Perhaps the most groundbreaking update is the addition of vision input support through Qwen3-VL models. Tinker now offers two vision models: Qwen3-VL-30B-A3B-Instruct and Qwen3-VL-235B-A22B-Instruct, enabling developers to process and analyze images alongside text.

"To input images, just interleave together an ImageChunk – consisting of your image, saved as bytes – with text chunks," the announcement demonstrates with this code example:

model_input = tinker.ModelInput(chunks=[
  tinker.types.ImageChunk(data=image_data, format="png"),
  tinker.types.EncodedTextChunk(tokens=tokenizer.encode("What is this?")),
])

These vision capabilities aren't limited to simple image recognition—they can be integrated into various applications including supervised fine-tuning (SFT) and reinforcement learning (RL) fine-tuning. This opens up possibilities for multimodal AI systems that can understand and reason across different types of data.

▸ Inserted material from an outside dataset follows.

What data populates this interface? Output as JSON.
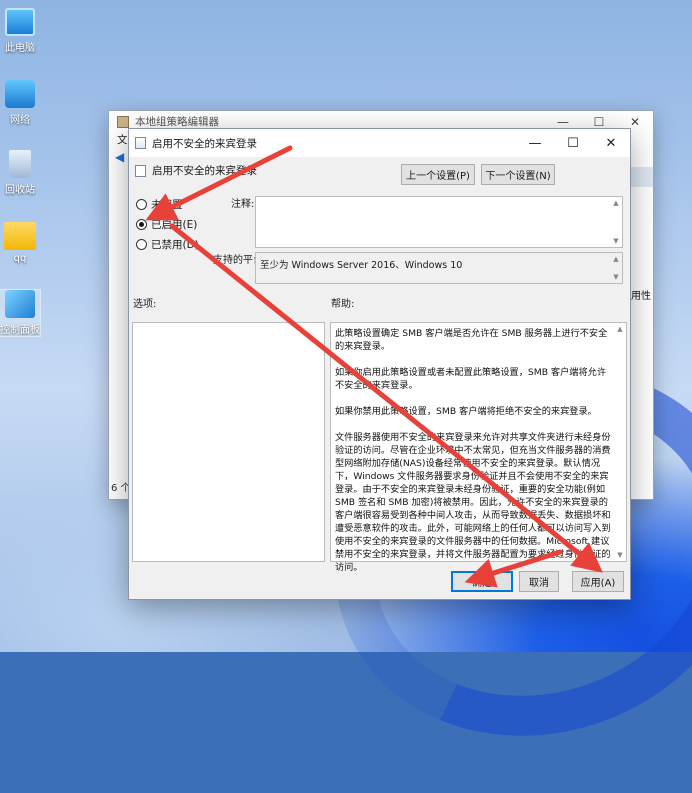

Demonstrating Vision Capabilities: Image Classification

To showcase the power of their vision models, the Tinker team conducted experiments on image classification tasks using four classic datasets:

  • Caltech 101 (101 general object categories)
  • Stanford Cars (car makes, models, and years)
  • Oxford Flowers (flower species)
  • Oxford Pets (pet breeds)

The approach is particularly interesting because it leverages the language model aspect of Qwen3-VL. "Since Qwen3-VL is a language model, we frame classification as text generation: given an image, the model outputs the class name," the team explains.

They compared this approach against a traditional vision baseline—DINOv2-base, a self-supervised vision transformer commonly used for computer vision tasks. For the comparison, both models were fine-tuned using LoRA (Low-Rank Adaptation), a parameter-efficient fine-tuning method.

The key finding was data efficiency. "Labeled image data is scarce for many real-world use cases, so data efficiency is the primary measure we look at," the team states. Their results show that in the limited-data regime, Qwen3-VL-235-A22B outperforms DINOv2.

This advantage comes from two factors: the larger model size and the inherent language knowledge that vision-language models possess. "Not only is it a bigger model, but as a VLM, it also comes with language knowledge out-of-the-box (i.e. what a 'golden retriever' or 'sunflower' is)," the team explains.

This result has significant implications for real-world applications where labeled data is often limited. It suggests that vision-language models may offer a more efficient path to specialized computer vision tasks compared to traditional approaches.

Implications for the AI Development Landscape

These updates collectively position Tinker as a more comprehensive platform for AI development. The general availability lowers barriers to entry, while the new features expand the types of AI systems that can be built on the platform.

The addition of Kimi K2 Thinking addresses the growing need for AI systems that can perform complex reasoning—a critical capability for applications in fields like scientific research, financial analysis, and strategic planning.

The OpenAI API compatibility recognizes the importance of interoperability in the current AI ecosystem, allowing developers to more easily adopt Tinker's models without overhauling existing infrastructure.

Perhaps most significant is the introduction of vision capabilities through Qwen3-VL. This positions Tinker at the forefront of the multimodal AI trend, where systems can process and reason across different types of data. The demonstrated data efficiency in vision tasks suggests these models could be particularly valuable for real-world applications where labeled data is scarce.

As the Tinker team notes, "Tinker exists to enable builders and researchers to train and customize state-of-the-art models. As always, we look forward to seeing what you build with Tinker."

With these updates, the platform is well-positioned to support the next wave of AI innovation, making advanced capabilities more accessible to a broader community of developers and researchers.